About External Tables with Source File Partitioning
On Autonomous AI Database you can create partitioned external tables from Hive style partitioned data or from simple folder partitioned data stored on your Cloud Object Store.
Using source file partitioning, instead of supplying a complete partition specification the procedure derives partitioning information from the file path for certain file patterns. For example, consider the following data file specifications:
- 
Hive style: for example: sales/country=USA/year=2020/month=01/file1.csv
- 
Simple folder partitioning style: for example: sales/USA/2020/01/file1.parquet
Using one of these common partitioning formats greatly simplifies both the creation and management of partitioned external tables. In addition, even though partition columns may not appear in the data file, they can still be queried using SQL. Partitioning data also improves query performance by dramatically reducing the amount of data scanned. In this example, when you query ‘USA’ data, the query can skip scanning the files for other countries.
Hive Format Partitioned Data in Cloud Object Store
Hive offers a standard metadata format for big data processing engines.
                Partitioned data in Cloud Object Store that is generated in Hive format is
                represented in a folder/subfolder format. For example, on Cloud
                Object Store a Hive format data file is stored as follows:
                  
table/partition1=partition1_value/partition2=partition2_value/data_file.csvFiles saved in Hive partitioned format provide partition information in the data file path name. The data file path name includes information about the object contents, including partition column names and partition column values (the data file does not include the partition columns and their associated values).

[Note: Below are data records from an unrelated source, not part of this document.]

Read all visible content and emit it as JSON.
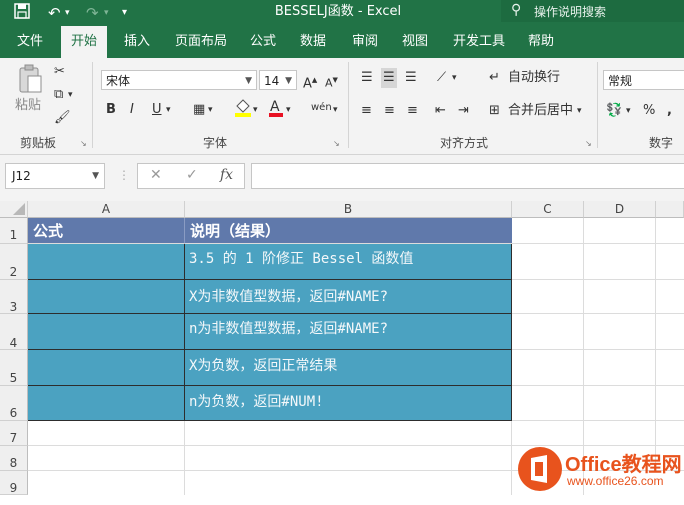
{
  "window": {
    "title": "BESSELJ函数 - Excel",
    "search_placeholder": "操作说明搜索"
  },
  "ribbon_tabs": [
    {
      "label": "文件",
      "active": false
    },
    {
      "label": "开始",
      "active": true
    },
    {
      "label": "插入",
      "active": false
    },
    {
      "label": "页面布局",
      "active": false
    },
    {
      "label": "公式",
      "active": false
    },
    {
      "label": "数据",
      "active": false
    },
    {
      "label": "审阅",
      "active": false
    },
    {
      "label": "视图",
      "active": false
    },
    {
      "label": "开发工具",
      "active": false
    },
    {
      "label": "帮助",
      "active": false
    }
  ],
  "ribbon": {
    "clipboard": {
      "paste_label": "粘贴",
      "group_label": "剪贴板"
    },
    "font": {
      "font_name": "宋体",
      "font_size": "14",
      "group_label": "字体"
    },
    "alignment": {
      "wrap_text": "自动换行",
      "merge_center": "合并后居中",
      "group_label": "对齐方式"
    },
    "number": {
      "format": "常规",
      "percent": "%",
      "group_label": "数字"
    }
  },
  "formula_bar": {
    "name_box": "J12",
    "cancel_symbol": "✕",
    "enter_symbol": "✓",
    "fx_label": "fx",
    "content": ""
  },
  "sheet": {
    "columns": [
      "A",
      "B",
      "C",
      "D"
    ],
    "rows": [
      "1",
      "2",
      "3",
      "4",
      "5",
      "6",
      "7",
      "8",
      "9"
    ],
    "header": {
      "a": "公式",
      "b": "说明（结果）"
    },
    "data_rows": [
      {
        "a": "",
        "b": "3.5 的 1 阶修正 Bessel 函数值"
      },
      {
        "a": "",
        "b": "X为非数值型数据，返回#NAME?"
      },
      {
        "a": "",
        "b": "n为非数值型数据，返回#NAME?"
      },
      {
        "a": "",
        "b": "X为负数，返回正常结果"
      },
      {
        "a": "",
        "b": "n为负数，返回#NUM!"
      }
    ]
  },
  "watermark": {
    "brand": "Office教程网",
    "url": "www.office26.com"
  },
  "colors": {
    "excel_green": "#217346",
    "header_fill": "#6079ab",
    "data_fill": "#4ba2c1",
    "watermark_orange": "#e8531d"
  }
}
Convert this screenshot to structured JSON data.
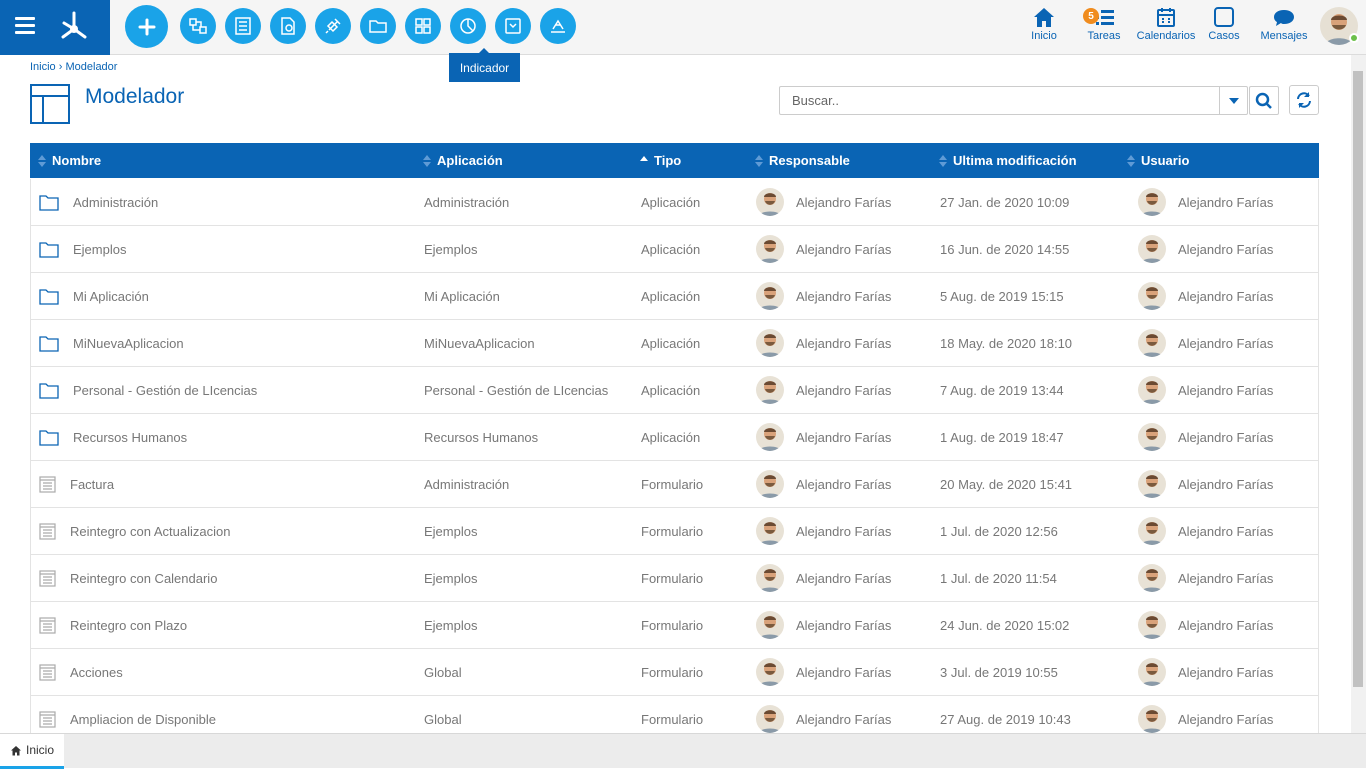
{
  "topbar": {
    "tooltip": "Indicador",
    "nav": [
      {
        "label": "Inicio",
        "icon": "home-icon"
      },
      {
        "label": "Tareas",
        "icon": "tasks-icon",
        "badge": "5"
      },
      {
        "label": "Calendarios",
        "icon": "calendar-icon"
      },
      {
        "label": "Casos",
        "icon": "cases-icon"
      },
      {
        "label": "Mensajes",
        "icon": "messages-icon"
      }
    ],
    "accent_color": "#0a64b4",
    "tool_color": "#1aa3e8"
  },
  "breadcrumb": {
    "home": "Inicio",
    "separator": "›",
    "current": "Modelador"
  },
  "page": {
    "title": "Modelador"
  },
  "search": {
    "placeholder": "Buscar.."
  },
  "table": {
    "headers": [
      "Nombre",
      "Aplicación",
      "Tipo",
      "Responsable",
      "Ultima modificación",
      "Usuario"
    ],
    "rows": [
      {
        "icon": "folder-icon",
        "name": "Administración",
        "app": "Administración",
        "type": "Aplicación",
        "resp": "Alejandro Farías",
        "mod": "27 Jan. de 2020 10:09",
        "user": "Alejandro Farías"
      },
      {
        "icon": "folder-icon",
        "name": "Ejemplos",
        "app": "Ejemplos",
        "type": "Aplicación",
        "resp": "Alejandro Farías",
        "mod": "16 Jun. de 2020 14:55",
        "user": "Alejandro Farías"
      },
      {
        "icon": "folder-icon",
        "name": "Mi Aplicación",
        "app": "Mi Aplicación",
        "type": "Aplicación",
        "resp": "Alejandro Farías",
        "mod": "5 Aug. de 2019 15:15",
        "user": "Alejandro Farías"
      },
      {
        "icon": "folder-icon",
        "name": "MiNuevaAplicacion",
        "app": "MiNuevaAplicacion",
        "type": "Aplicación",
        "resp": "Alejandro Farías",
        "mod": "18 May. de 2020 18:10",
        "user": "Alejandro Farías"
      },
      {
        "icon": "folder-icon",
        "name": "Personal - Gestión de LIcencias",
        "app": "Personal - Gestión de LIcencias",
        "type": "Aplicación",
        "resp": "Alejandro Farías",
        "mod": "7 Aug. de 2019 13:44",
        "user": "Alejandro Farías"
      },
      {
        "icon": "folder-icon",
        "name": "Recursos Humanos",
        "app": "Recursos Humanos",
        "type": "Aplicación",
        "resp": "Alejandro Farías",
        "mod": "1 Aug. de 2019 18:47",
        "user": "Alejandro Farías"
      },
      {
        "icon": "form-icon",
        "name": "Factura",
        "app": "Administración",
        "type": "Formulario",
        "resp": "Alejandro Farías",
        "mod": "20 May. de 2020 15:41",
        "user": "Alejandro Farías"
      },
      {
        "icon": "form-icon",
        "name": "Reintegro con Actualizacion",
        "app": "Ejemplos",
        "type": "Formulario",
        "resp": "Alejandro Farías",
        "mod": "1 Jul. de 2020 12:56",
        "user": "Alejandro Farías"
      },
      {
        "icon": "form-icon",
        "name": "Reintegro con Calendario",
        "app": "Ejemplos",
        "type": "Formulario",
        "resp": "Alejandro Farías",
        "mod": "1 Jul. de 2020 11:54",
        "user": "Alejandro Farías"
      },
      {
        "icon": "form-icon",
        "name": "Reintegro con Plazo",
        "app": "Ejemplos",
        "type": "Formulario",
        "resp": "Alejandro Farías",
        "mod": "24 Jun. de 2020 15:02",
        "user": "Alejandro Farías"
      },
      {
        "icon": "form-icon",
        "name": "Acciones",
        "app": "Global",
        "type": "Formulario",
        "resp": "Alejandro Farías",
        "mod": "3 Jul. de 2019 10:55",
        "user": "Alejandro Farías"
      },
      {
        "icon": "form-icon",
        "name": "Ampliacion de Disponible",
        "app": "Global",
        "type": "Formulario",
        "resp": "Alejandro Farías",
        "mod": "27 Aug. de 2019 10:43",
        "user": "Alejandro Farías"
      }
    ]
  },
  "footer": {
    "tab_label": "Inicio"
  }
}
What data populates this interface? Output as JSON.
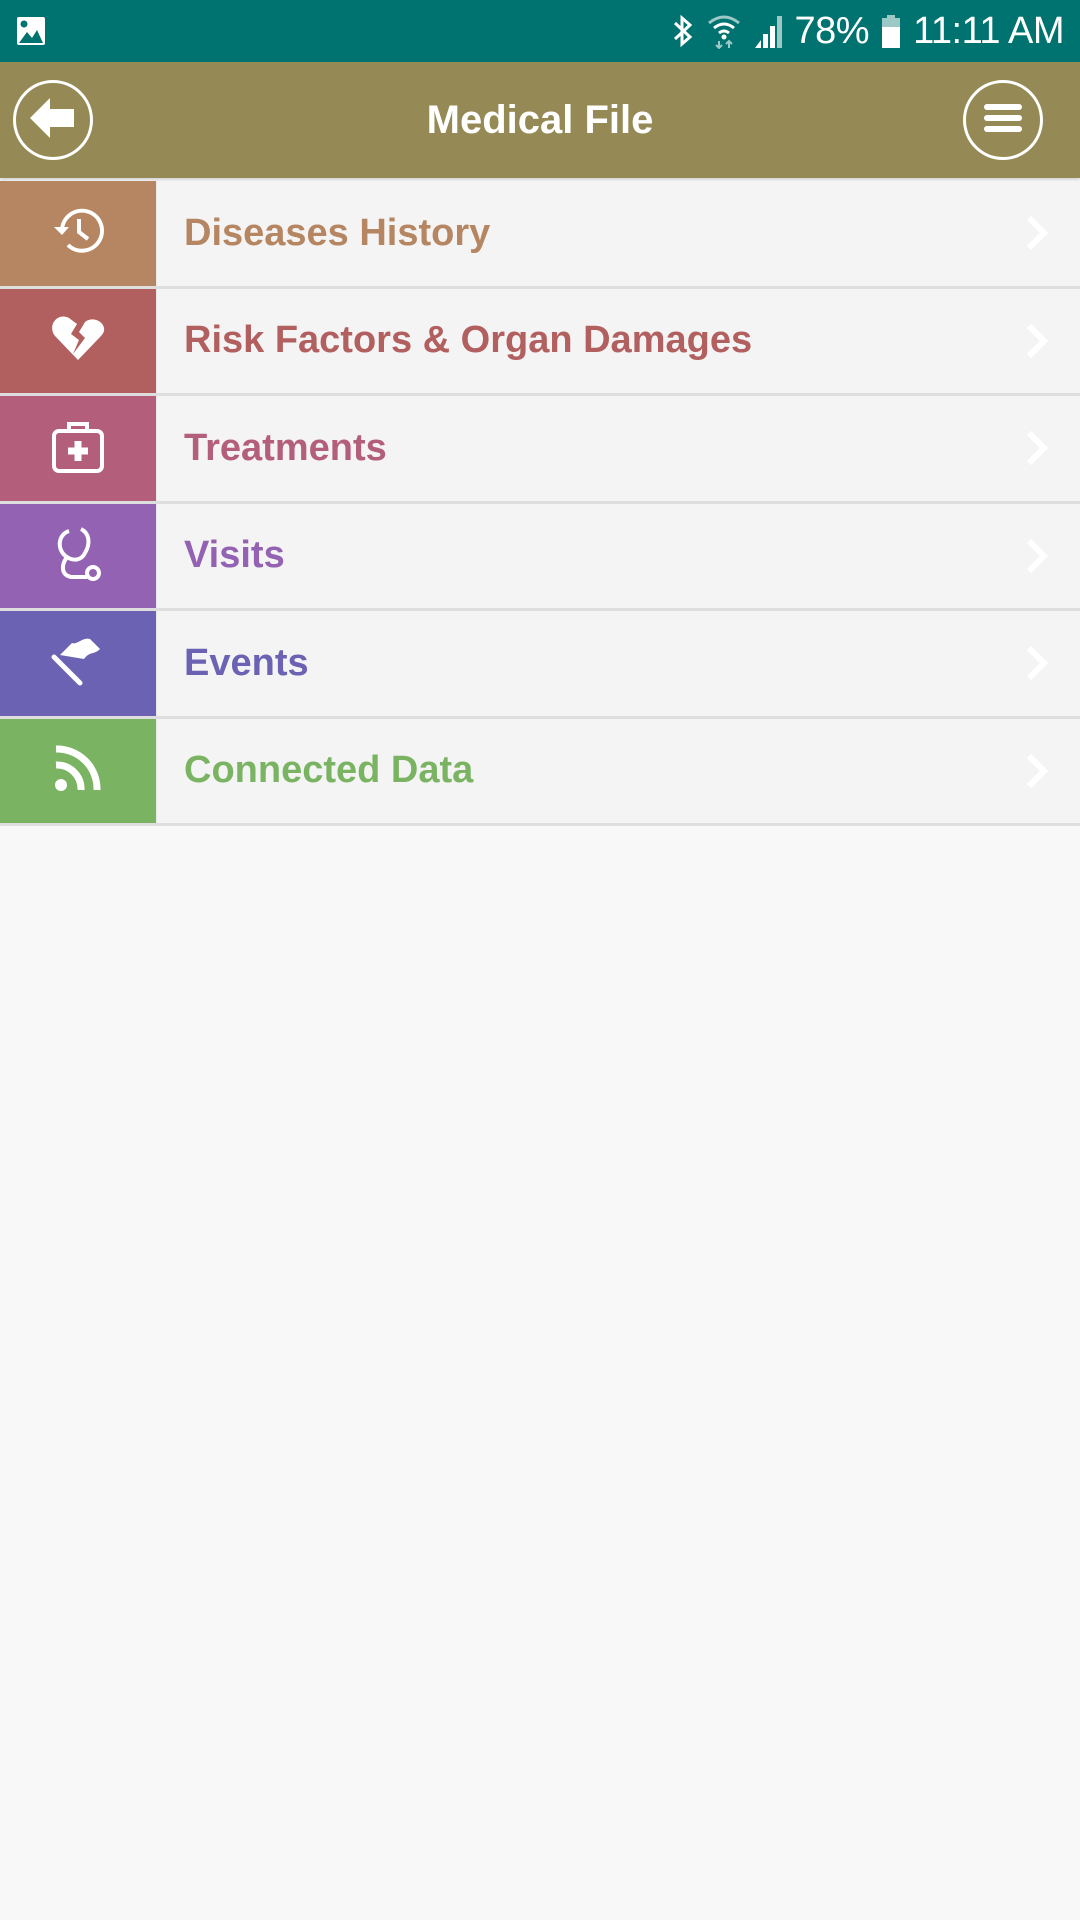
{
  "status_bar": {
    "left_icon": "gallery-notification-icon",
    "icons": [
      "bluetooth-icon",
      "wifi-icon",
      "signal-icon",
      "battery-icon"
    ],
    "battery_percent": "78%",
    "time": "11:11 AM",
    "background": "#007370"
  },
  "header": {
    "title": "Medical File",
    "back_icon": "arrow-left-icon",
    "menu_icon": "hamburger-menu-icon",
    "background": "#958A55"
  },
  "menu": {
    "items": [
      {
        "label": "Diseases History",
        "icon": "history-clock-icon",
        "color": "#B58661"
      },
      {
        "label": "Risk Factors & Organ Damages",
        "icon": "broken-heart-icon",
        "color": "#B25F5F"
      },
      {
        "label": "Treatments",
        "icon": "first-aid-kit-icon",
        "color": "#B35E7A"
      },
      {
        "label": "Visits",
        "icon": "stethoscope-icon",
        "color": "#9462B2"
      },
      {
        "label": "Events",
        "icon": "flag-icon",
        "color": "#6B62B3"
      },
      {
        "label": "Connected Data",
        "icon": "rss-feed-icon",
        "color": "#7AB462"
      }
    ]
  }
}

For example, consider an external partitioned SALES
                table created from Hive format data on Cloud Object Store:
                  
.../sales/country=USA/year=2020/month=01/file1.csv
.../sales/country=USA/year=2020/month=01/file2.csv
.../sales/country=USA/year=2020/month=02/file3.csv
.../sales/country=USA/year=2020/month=03/file1.csv
.../sales/country=FRA/year=2020/month=03/file1.csv
The Hive format partition information shows the data files in Cloud
                Object Store are partitioned by country,
                    year, and month and the values for
                these partition columns are also specified  within the Hive format  path name for
                each data file (the path name includes values for the partitioned columns:
                    country, year, and
                    month).
                  
The column names in the path will be used by the API to simplify the table definition.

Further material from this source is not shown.